Saturday, May 15, 2010

Does rural-urban difference explain different attitudes toward immigration?

Randal Archibold reported in the New York Times a few days ago on the differing approaches of New Mexico and Arizona to the issue of immigration. The article is headlined, "Side by Side, but Divided over Immigration," and in it Archibold discusses a number of possible reasons why Arizona's policies are so hostile to immigrants, while New Mexico seeks to integrate (and tax) them. One of those reasons happens to relate to the degree of development along the states' respective borders with Mexico. Here's the relevant excerpt:
The flow of drugs and illegal immigrants over the sparsely populated, remote border here [in New Mexico], moreover, pales compared with that in Arizona, whose border, dotted with towns and roads facilitating trafficking, registers the highest number of drug seizures and arrests of illegal crossers of any
state.
* * *
But New Mexico’s patience could be tested, and some fear that the Arizona law will push more illegal immigrants into the state, though they typically go where the most jobs are found. 

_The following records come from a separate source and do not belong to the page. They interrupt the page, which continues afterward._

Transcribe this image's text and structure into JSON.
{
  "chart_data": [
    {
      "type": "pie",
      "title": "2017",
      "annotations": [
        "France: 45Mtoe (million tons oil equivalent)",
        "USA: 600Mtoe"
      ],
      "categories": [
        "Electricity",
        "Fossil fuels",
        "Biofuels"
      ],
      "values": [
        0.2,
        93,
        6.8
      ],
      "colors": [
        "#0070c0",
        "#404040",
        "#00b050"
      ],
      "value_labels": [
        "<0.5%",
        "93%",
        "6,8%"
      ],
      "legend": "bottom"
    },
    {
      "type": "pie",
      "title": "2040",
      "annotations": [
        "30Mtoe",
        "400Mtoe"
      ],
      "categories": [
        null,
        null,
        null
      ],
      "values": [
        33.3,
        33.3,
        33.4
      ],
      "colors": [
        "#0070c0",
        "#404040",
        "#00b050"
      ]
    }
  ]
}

Steve Wilmeth, a cattle rancher near Las Cruces, 30 miles north of the border, said he had grown frustrated with finding illegal immigrants crossing his property and recalled a harrowing confrontation a couple of years ago with a group of 20 near a watering tank.
* * *
Violence on the Mexican side of the border — one of the bloodiest cities, Ciudad Juárez, is an hour’s drive from Las Cruces — has heightened anxiety.
As a related matter, I wrote recently about the death of an Arizona rancher, presumably at the hands of an immigrant.